Se, por outro lado, o herdeiro procurar “ludibriar” o Estado, ao deixar o valor do imóvel “defasado”, e tiver sucesso neste seu intento, além de reduzir ilegalmente a arrecadação estadual (pois recolherá ITCMD menor ao que devido), mais adiante se verá obrigado, aí sim, a recolher o IR sobre o ganho de capital, pois, nesta hipótese, o seu “custo de aquisição” será aquele pelo qual declarou ter recebido o bem, valor este que provavelmente será inferior à sua efetiva venda – esta diferença (entre o valor de “aquisição”, por herança, e o valor da venda) não se tem dúvida, deve ser objeto de tributação.
A tributação dessa suposta “valorização” do preço imóvel em decorrência do falecimento do seu proprietário é ainda mais curiosa quando se lê o disposto no art. 22, III, da Lei 7.713/88, que excluiu, expressamente, as “transferências causa mortis e as doações em adiantamento da legítima”. Ou seja, até mesmo na legislação ordinária encontra-se antinomia de normas.
Daí também se infere que mesmo nas questões mais comezinhas, procura a União surrupiar receita tributária destinada, pela Constituição, aos Estados da federação, o que aumenta ainda mais a necessidade da chamada “repactuação do ‘pacto federativo’”.
Infelizmente, as discussões no Brasil não se renovam – trata-se de um país no qual há mais de 40 anos se fala da necessidade premente de se fazer uma reforma tributária, ainda não feita – e por não se renovarem, no distante ano de 1957, o então Supremo Tribunal Federal – sob a égide de Constituição distinta, é verdade – já havia se manifestado pela inconstitucionalidade aqui também apontada:
“NÃO CABE O IMPOSTO DE RENDA SOBRE LUCRO IMOBILIÁRIO SE O IMÓVEL VENDIDO FOI HAVIDO MORTIS-CAUSA.” (RE 32979, Relator(a) Min. Ribeiro da Costa, Segunda Turma, julgado em 15/01/1957, EMENTA, VOL-00298-02, p. 00882)
Mutatis mutandis, a discussão é idêntica. E continua inconstitucional. Contudo, e por enquanto, apenas o Tribunal Regional Federal da 1ª Região declarou a inconstitucionalidade do dispositivo legal objeto deste artigo (art. 23, § 1º, da Lei 9.532/97), por sua Corte Especial, nos autos do incidente de arguição de inconstitucionalidade 1998.38.00.027179-5/MG, em acórdão que ficou assim ementado:
“CORTE ESPECIAL-ARGUIÇÃO DE INCONSTITUCIONALIDADE- DIREITO TRIBUTÁRIO - IMPOSTO DE RENDA -TRANSMISSÃO HEREDITÁRIA-ATUALIZAÇÃO DE BENS PELO VALOR DE MERCADO - GANHOS DE CAPITAL - ARTIGO 23, PARÁGRAFO 1º, DA LEI 9.532/97 - INCONSTITUCIONALIDADE - ARTIGO 155, INCISO I, DA CONSTITUIÇÃO FEDERAL - OCORRÊNCIA DE INVASÃO DA ESFERA DE COMPETÊNCIA TRIBUTÁRIA ATRIBUÍDA AOS ESTADOS - BI-TRIBUTAÇÃO. [...]
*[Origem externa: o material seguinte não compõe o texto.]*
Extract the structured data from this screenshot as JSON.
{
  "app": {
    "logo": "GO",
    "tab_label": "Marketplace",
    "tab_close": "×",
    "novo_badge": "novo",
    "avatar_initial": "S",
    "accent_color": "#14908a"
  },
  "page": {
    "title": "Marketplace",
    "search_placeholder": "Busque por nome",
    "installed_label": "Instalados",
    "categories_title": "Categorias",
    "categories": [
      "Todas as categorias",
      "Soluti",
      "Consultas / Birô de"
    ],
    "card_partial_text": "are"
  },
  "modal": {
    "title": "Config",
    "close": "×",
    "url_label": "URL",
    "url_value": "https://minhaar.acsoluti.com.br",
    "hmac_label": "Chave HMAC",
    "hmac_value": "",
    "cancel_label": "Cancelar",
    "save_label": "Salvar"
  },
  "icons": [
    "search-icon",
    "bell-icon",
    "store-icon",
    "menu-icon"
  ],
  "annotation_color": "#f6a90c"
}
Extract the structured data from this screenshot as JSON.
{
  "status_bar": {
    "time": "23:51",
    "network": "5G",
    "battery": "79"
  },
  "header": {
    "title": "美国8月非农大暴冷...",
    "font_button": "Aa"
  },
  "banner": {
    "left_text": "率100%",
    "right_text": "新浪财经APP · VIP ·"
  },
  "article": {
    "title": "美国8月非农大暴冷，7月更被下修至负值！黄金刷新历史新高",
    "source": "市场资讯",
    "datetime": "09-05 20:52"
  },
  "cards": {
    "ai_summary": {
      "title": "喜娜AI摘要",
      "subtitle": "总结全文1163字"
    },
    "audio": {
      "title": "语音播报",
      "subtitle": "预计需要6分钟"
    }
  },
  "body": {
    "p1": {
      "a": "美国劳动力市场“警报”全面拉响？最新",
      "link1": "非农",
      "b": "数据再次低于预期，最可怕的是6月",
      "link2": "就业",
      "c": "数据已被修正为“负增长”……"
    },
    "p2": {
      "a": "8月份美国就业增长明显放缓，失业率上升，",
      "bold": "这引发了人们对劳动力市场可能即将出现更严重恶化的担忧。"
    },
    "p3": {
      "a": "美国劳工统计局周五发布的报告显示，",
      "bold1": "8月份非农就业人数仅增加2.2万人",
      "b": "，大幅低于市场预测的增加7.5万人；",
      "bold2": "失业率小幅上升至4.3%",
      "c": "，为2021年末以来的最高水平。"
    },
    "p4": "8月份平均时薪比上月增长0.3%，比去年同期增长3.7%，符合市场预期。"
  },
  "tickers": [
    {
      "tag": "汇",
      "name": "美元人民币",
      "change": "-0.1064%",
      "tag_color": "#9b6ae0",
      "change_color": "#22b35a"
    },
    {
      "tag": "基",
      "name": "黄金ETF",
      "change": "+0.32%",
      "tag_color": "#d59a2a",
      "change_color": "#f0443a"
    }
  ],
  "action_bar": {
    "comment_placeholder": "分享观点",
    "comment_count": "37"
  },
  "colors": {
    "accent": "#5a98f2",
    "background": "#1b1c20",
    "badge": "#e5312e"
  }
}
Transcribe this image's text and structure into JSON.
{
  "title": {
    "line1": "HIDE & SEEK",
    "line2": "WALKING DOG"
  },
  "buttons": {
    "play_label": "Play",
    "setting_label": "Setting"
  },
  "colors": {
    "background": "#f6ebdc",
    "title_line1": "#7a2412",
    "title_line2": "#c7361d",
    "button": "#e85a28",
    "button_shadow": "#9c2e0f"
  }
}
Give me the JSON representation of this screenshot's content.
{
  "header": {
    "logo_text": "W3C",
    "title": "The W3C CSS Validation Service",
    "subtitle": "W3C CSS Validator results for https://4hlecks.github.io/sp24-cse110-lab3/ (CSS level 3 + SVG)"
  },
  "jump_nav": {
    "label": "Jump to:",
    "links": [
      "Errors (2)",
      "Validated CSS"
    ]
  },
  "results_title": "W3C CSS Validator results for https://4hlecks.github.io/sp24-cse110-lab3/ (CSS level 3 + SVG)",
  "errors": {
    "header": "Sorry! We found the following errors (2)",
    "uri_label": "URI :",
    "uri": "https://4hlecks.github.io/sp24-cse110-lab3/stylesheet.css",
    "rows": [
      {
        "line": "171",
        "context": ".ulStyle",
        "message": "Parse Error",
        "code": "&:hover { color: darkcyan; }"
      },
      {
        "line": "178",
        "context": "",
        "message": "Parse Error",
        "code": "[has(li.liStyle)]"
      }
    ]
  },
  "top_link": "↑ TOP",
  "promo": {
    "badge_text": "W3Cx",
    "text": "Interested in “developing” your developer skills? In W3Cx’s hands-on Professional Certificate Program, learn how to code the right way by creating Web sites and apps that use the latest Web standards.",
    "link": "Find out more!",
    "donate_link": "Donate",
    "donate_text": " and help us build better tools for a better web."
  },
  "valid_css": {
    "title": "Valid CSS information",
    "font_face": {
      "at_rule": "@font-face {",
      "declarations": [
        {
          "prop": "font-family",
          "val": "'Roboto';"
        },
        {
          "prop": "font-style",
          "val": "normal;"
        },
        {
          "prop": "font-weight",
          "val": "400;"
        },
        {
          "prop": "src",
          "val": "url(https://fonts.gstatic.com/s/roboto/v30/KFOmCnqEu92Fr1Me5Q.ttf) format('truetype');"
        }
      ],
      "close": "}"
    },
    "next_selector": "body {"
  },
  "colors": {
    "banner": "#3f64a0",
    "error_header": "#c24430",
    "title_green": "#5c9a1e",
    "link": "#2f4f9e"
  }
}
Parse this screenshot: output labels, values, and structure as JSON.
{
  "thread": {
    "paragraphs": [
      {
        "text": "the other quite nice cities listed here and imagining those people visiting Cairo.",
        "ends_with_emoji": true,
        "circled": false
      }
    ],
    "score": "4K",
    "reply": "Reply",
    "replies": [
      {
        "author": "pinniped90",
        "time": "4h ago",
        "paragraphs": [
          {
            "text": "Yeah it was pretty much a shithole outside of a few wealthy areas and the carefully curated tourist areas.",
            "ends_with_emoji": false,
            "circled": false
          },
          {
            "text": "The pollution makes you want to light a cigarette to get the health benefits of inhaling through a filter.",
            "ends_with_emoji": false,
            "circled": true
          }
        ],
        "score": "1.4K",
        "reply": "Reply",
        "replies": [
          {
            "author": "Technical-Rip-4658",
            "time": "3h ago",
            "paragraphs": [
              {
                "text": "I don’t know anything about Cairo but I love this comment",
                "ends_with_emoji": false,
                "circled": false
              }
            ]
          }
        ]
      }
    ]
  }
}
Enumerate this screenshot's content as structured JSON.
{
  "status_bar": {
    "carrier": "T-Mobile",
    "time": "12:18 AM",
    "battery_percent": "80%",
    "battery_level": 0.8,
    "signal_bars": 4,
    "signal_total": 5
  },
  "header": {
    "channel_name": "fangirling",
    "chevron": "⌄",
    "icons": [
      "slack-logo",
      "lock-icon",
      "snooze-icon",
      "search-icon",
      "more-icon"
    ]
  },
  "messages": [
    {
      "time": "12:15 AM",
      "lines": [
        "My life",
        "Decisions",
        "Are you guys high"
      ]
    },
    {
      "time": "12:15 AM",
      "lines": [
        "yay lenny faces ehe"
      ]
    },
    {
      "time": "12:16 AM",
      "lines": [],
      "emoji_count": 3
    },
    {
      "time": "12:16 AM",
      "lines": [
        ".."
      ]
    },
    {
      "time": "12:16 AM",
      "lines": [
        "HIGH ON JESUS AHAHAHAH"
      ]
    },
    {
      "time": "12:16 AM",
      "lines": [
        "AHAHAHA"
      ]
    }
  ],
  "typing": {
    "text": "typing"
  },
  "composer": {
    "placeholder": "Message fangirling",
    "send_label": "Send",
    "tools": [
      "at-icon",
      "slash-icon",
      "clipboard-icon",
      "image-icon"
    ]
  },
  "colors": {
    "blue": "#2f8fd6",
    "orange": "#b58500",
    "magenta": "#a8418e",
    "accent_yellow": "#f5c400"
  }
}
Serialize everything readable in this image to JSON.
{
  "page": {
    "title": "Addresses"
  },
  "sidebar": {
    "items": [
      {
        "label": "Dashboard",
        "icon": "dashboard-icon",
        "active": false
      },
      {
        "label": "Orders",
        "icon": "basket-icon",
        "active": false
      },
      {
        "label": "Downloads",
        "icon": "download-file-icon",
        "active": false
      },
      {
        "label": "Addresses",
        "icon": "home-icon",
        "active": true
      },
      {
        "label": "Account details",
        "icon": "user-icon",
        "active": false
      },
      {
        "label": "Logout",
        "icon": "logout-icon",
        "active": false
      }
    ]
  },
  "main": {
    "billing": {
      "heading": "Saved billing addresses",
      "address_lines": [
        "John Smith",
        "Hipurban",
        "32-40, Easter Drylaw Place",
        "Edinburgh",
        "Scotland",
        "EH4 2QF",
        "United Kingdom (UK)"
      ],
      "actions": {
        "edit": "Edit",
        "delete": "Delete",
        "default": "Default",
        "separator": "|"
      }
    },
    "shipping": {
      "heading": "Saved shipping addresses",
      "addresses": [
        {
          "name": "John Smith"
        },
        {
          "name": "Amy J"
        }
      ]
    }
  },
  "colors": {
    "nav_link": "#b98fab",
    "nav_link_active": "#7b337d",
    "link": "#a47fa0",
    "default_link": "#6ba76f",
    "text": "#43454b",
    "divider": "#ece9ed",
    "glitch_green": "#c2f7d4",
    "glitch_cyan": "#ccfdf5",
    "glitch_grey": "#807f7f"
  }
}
II- Nesse sentido, o Legislador Constituinte destinou aos fenômenos jurídicos consubstanciados em transmissão de bens ou direitos por força de morte um tratamento jurídico-tributário diferenciado e específico, reunindo em uma só espécie tributária - Imposto sobre Transmissão causa mortis - de competência atribuída aos Estados, toda e qualquer oneração tributária relacionada àquele fato jurídico .
III- A pretensão da União Federal de tributar, como se ganho de capital fosse, a diferença a maior encontrada entre o valor de mercado, lançado na declaração de bens do espólio adquirente, e o valor de aquisição constante na declaração de bens do falecido/transmitente, esbarra não apenas na dicção literal do artigo 155,I, da Constituição Federal, mas na própria ideologia do sistema que foi encampado pelo Legislador Constituinte de 1988, que, como já consignado, teve em mente considerar de forma autônoma e independente, para fins de tributação, a forma de transmissão de bens ou direitos em referência, decorrente de morte .
IV- Se o Imposto de Transmissão Causa Mortis e Doação é calculado tomando-se por base o valor atualizado dos bens - vale dizer, valor de mercado, obtido mediante avaliação - significa isso, noutros termos, que a tributação abrange o fato jurídico eleito pelo legislador ordinário da lei 9.532/97 como gerador do imposto de renda sobre ganho de capital, qual seja, a diferença a maior entre o valor de mercado e o valor de aquisição dos bens ou direitos. Ocorrência de "bi-tributação", na medida em que a real intenção que se identifica no âmbito do artigo 23 da lei 9.532/97 é efetivamente de tributar, a título de 'imposto de renda sobre ganhos de capital', a mesma situação fático-jurídica que enseja a incidência do Imposto de Transmissão Causa Mortis.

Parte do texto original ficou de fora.